Presiden Prabowo Sebut “Dableg” ke Direksi BUMN yang Minta Bonus Tantiem Meski Merugi

JAKARTA | INTIP24 News
Presiden RI Prabowo Subianto menyoroti persoalan moral hazard di level manajemen BUMN yang menduduki posisi strategis namun justru membohongi atasan, bahkan menipu presiden, demi kepentingan pribadi.

Menurut presiden, praktik semacam ini menjadi salah satu penyebab utama lemahnya kinerja BUMN. Presiden menegaskan bahwa era pembiaran telah berakhir. Ia meminta seluruh jajaran manajemen BUMN untuk menghentikan praktik manipulatif dan tidak transparan.

“Selama ini banyak di posisi management, di posisi kritis, membohongi atasan, menipu atasan, menipu presiden, untuk mencari keuntungan pribadi. Sekarang, harus hentikan seperti itu. Kita harus menjaga kekayaan negara,” ujar presiden dalam Peresmian RDMP Balikpapan, Senin (12/1/2026).

Presiden juga mengaitkan pembenahan BUMN dengan agenda besar hilirisasi industri. Program hilirisasi, menurutnya, membutuhkan dukungan pembiayaan yang kuat dan tata kelola yang bersih.

Bacaan Lainnya

“Saya kira yang paling penting itu kita menuju suasem pada energi, kita mampu. Kalau kita tidak kuat, tapi kita kaya, bisa-bisa kekayaan kita direbut. Karena itu kita harus bekerja keras. Program hilirisasi kita membutuhkan uang,” imbuhnya.

Bahkan dalam kesempatan itu, secara terbuka presiden mengkritik kinerja jajaran direksi BUMN yang dinilainya tidak menunjukkan etika dan tanggung jawab. Ia menyoroti kondisi sejumlah BUMN yang sudah mencatatkan kerugian, namun masih berani meminta tantiam atau bonus kinerja.

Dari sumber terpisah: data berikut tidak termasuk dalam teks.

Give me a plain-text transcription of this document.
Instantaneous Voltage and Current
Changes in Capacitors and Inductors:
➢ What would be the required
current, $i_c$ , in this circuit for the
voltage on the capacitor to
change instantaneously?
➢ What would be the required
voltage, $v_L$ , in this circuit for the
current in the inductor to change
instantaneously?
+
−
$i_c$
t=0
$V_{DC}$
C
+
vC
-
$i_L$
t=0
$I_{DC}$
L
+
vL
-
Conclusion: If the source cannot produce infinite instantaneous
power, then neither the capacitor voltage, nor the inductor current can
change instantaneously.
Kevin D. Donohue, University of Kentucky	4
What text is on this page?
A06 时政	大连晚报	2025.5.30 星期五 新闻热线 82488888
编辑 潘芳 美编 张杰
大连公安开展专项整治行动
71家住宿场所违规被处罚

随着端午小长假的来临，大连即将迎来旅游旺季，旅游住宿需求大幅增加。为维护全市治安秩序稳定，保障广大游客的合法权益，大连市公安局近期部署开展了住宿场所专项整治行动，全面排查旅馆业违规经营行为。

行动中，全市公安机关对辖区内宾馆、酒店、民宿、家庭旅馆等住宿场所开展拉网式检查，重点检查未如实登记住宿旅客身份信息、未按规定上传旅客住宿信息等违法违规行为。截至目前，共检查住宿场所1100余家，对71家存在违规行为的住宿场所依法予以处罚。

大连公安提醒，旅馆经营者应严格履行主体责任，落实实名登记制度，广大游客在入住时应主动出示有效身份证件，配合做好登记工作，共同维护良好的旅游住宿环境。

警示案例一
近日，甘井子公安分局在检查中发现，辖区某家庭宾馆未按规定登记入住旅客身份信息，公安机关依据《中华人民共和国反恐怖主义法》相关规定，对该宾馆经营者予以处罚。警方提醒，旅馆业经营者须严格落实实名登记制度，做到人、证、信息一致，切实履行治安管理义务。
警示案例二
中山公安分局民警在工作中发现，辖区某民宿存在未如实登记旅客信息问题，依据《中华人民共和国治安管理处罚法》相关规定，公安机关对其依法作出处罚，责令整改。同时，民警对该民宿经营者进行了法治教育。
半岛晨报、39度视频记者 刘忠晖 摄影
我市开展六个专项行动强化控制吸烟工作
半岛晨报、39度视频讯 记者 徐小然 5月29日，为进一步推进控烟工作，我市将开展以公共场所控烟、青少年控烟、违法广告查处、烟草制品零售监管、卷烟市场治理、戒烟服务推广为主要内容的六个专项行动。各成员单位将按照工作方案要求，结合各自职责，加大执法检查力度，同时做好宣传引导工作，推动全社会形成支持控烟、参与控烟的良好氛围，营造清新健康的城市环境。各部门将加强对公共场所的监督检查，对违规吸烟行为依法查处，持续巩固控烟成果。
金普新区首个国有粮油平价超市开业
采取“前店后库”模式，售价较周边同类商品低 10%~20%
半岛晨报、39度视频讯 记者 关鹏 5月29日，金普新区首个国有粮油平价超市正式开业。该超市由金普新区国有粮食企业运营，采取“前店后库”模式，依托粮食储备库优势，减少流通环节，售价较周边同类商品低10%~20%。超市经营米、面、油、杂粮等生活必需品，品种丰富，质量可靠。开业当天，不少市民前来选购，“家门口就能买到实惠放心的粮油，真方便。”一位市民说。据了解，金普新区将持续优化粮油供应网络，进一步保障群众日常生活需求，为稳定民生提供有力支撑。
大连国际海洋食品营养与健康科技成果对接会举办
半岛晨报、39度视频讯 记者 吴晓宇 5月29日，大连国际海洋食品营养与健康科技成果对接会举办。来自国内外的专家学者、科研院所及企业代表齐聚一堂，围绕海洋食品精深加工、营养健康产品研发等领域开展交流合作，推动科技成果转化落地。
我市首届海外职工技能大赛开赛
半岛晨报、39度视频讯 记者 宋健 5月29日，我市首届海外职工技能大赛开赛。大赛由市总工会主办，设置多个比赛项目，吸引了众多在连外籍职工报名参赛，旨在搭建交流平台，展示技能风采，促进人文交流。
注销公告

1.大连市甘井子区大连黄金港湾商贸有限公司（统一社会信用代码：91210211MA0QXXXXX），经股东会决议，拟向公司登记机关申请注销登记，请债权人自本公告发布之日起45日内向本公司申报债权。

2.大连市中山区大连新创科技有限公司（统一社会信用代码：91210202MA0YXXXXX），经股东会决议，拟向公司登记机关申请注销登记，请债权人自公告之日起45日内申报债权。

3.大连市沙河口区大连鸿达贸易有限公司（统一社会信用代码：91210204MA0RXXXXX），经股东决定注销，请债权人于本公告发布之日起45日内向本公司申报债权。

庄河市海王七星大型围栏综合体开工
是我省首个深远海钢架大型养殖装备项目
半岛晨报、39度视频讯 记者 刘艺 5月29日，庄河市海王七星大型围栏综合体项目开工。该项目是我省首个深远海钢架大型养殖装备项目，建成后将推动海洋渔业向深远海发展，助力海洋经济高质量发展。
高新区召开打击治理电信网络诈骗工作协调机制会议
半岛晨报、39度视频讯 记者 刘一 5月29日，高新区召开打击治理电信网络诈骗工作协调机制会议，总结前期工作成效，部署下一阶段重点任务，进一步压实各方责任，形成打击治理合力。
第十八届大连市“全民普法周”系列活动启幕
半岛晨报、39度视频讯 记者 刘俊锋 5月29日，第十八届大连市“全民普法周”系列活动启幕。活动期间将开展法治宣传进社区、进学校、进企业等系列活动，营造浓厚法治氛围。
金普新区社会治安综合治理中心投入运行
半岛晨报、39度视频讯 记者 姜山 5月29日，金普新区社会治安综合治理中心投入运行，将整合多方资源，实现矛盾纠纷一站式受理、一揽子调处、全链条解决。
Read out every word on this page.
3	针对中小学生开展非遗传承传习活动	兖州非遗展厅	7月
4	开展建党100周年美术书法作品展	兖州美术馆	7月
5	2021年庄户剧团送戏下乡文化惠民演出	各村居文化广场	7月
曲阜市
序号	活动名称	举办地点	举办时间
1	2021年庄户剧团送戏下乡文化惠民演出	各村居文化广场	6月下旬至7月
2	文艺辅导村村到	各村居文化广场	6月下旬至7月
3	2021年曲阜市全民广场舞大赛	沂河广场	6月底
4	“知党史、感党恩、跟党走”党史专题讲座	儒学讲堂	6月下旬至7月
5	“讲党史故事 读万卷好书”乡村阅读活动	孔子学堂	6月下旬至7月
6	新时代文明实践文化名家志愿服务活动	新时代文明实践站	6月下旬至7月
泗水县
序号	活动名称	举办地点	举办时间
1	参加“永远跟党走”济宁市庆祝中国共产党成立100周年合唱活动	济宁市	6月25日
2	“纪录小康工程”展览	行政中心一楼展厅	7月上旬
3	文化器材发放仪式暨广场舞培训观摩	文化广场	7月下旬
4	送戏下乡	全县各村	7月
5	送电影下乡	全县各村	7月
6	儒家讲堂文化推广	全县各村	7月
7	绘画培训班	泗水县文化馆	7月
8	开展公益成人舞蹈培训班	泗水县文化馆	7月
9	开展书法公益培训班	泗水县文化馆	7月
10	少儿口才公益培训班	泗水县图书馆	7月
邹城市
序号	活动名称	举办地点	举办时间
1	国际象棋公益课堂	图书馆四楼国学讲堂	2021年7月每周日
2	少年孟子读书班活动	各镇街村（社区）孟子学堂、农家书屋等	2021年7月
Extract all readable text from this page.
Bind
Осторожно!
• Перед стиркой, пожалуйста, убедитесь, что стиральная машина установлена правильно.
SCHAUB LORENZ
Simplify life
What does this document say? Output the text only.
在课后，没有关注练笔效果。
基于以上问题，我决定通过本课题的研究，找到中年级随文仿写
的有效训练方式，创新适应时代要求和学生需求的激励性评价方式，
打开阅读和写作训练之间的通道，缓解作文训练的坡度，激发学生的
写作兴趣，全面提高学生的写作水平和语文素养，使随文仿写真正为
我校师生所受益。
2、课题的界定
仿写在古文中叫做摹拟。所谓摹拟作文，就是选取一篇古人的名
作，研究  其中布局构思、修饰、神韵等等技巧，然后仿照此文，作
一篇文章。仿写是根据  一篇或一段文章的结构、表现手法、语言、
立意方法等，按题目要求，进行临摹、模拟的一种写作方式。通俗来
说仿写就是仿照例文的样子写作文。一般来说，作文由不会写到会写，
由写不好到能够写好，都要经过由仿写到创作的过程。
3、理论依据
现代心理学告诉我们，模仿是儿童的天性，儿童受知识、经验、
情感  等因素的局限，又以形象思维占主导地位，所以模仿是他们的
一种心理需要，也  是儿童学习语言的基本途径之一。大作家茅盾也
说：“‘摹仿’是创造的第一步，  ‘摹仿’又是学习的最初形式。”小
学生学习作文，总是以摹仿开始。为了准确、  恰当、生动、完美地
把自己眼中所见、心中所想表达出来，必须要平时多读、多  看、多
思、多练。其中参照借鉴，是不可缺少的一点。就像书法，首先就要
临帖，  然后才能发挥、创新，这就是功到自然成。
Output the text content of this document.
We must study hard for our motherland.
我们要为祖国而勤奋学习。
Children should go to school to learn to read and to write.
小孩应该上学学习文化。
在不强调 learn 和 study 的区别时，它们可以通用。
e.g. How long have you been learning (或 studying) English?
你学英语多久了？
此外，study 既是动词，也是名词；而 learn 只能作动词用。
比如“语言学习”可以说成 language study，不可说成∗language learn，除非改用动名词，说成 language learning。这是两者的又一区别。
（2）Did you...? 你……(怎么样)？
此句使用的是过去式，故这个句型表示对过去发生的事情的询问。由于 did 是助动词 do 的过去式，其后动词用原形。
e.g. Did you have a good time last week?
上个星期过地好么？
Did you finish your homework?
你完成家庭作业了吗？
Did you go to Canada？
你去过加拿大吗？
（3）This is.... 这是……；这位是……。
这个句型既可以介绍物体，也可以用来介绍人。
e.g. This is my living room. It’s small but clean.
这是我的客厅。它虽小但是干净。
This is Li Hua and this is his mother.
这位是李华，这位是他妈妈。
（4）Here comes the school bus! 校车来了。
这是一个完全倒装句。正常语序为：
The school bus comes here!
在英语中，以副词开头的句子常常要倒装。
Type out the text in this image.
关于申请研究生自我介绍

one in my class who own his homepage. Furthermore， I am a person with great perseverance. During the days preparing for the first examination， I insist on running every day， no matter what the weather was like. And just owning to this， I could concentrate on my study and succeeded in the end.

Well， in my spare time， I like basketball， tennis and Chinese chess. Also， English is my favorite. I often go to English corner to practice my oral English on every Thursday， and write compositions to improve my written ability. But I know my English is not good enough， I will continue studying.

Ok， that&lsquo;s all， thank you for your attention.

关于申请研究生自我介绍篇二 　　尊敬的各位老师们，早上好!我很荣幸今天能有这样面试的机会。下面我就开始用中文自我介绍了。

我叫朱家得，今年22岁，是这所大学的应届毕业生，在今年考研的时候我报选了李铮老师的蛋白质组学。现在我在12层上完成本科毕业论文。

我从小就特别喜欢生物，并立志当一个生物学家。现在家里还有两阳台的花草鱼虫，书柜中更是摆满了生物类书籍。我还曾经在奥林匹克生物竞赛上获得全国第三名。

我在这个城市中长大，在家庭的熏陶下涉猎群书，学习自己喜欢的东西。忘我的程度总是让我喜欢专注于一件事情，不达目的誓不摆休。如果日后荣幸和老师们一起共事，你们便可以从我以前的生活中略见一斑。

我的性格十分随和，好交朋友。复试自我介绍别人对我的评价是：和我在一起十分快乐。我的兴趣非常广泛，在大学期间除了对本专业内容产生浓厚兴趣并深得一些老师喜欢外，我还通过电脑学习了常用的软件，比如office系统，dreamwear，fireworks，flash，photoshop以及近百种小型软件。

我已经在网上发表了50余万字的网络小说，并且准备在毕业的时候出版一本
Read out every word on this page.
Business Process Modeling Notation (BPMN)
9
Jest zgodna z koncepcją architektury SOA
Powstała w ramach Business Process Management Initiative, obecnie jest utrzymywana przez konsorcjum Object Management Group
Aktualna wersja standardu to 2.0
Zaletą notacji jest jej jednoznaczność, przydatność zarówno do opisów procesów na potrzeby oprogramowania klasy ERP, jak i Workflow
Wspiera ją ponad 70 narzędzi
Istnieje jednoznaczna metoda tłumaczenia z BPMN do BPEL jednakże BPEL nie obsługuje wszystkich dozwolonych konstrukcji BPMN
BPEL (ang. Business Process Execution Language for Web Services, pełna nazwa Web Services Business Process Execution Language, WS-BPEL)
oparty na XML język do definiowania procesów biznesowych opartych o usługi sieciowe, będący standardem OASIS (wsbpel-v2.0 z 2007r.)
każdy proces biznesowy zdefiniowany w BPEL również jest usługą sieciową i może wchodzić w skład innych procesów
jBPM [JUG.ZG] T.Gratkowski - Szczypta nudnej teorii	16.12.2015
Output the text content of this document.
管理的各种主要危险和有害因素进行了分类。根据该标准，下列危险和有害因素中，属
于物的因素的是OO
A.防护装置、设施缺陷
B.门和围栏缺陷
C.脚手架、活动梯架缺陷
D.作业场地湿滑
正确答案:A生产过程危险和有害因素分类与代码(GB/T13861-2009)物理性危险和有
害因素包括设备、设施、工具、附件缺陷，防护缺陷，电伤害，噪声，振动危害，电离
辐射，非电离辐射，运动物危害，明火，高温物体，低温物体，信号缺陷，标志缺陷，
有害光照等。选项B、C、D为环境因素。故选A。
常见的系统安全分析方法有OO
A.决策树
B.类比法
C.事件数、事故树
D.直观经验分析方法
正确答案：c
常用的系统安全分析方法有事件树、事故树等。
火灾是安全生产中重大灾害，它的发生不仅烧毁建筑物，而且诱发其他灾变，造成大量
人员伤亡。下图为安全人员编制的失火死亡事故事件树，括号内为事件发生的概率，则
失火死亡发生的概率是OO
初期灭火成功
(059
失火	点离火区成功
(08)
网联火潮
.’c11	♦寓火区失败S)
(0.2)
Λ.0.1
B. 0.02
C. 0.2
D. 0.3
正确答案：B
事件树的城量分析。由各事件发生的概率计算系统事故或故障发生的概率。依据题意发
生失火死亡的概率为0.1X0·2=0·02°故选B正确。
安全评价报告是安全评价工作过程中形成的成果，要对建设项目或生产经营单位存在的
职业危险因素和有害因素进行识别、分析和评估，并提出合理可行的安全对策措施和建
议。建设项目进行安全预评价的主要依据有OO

Menurut Presiden, sikap tersebut mencerminkan rendahnya rasa malu dan kepedulian terhadap kondisi keuangan negara. Bahkan kata Prabowo, ia telah memberikan tugas khusus kepada kepala Danantara serta sejumlah menteri terkait untuk membersihkan BUMN dari praktik-praktik yang merugikan.

“Direksi-direksi BUMN, saya katakan saja, tidak baik. Saya beri tugas kepada kepala Danantara dan beberapa menteri-menteri yang bertanggung jawab untuk membersihkan semua BUMN. BUMN sangat banyak, banyak yang rugi. Sudah rugi, minta tantiam lagi. Nggak tahu malu. Dableg!,” kata Prabowo.

Presiden juga menegaskan bahwa jabatan direksi bukanlah hak yang tidak bisa diganggu gugat. Jika ada pihak yang merasa tidak sanggup mengabdi dengan penghasilan yang tersedia, Presiden meminta agar yang bersangkutan segera mengundurkan diri.

“Kalau nggak mau, kalau nggak sanggup mengabdi dengan penghasilan yang tersedia, berhenti saja, segera minta berhenti. Banyak yang siap digantikan. Saya percaya banyak yang siap digantikan,” ujarnya.

Langkah ini dinilai penting untuk memastikan BUMN kembali fokus pada tujuan awalnya, yakni memberikan nilai tambah bagi negara dan masyarakat.

Untuk diketahui, tantiem adalah bagian dari keuntungan perusahaan yang diberikan sebagai penghargaan atau bonus tahunan kepada manajemen tingkat atas (direksi, komisaris) sebagai apresiasi kinerja, sering kali berdasarkan persentase laba bersih dan diputuskan dalam RUPS, namun juga bisa diberikan meski perusahaan rugi jika ada peningkatan kinerja, seperti yang umum di BUMN, dan kini menjadi sorotan karena adanya potensi penyalahgunaan.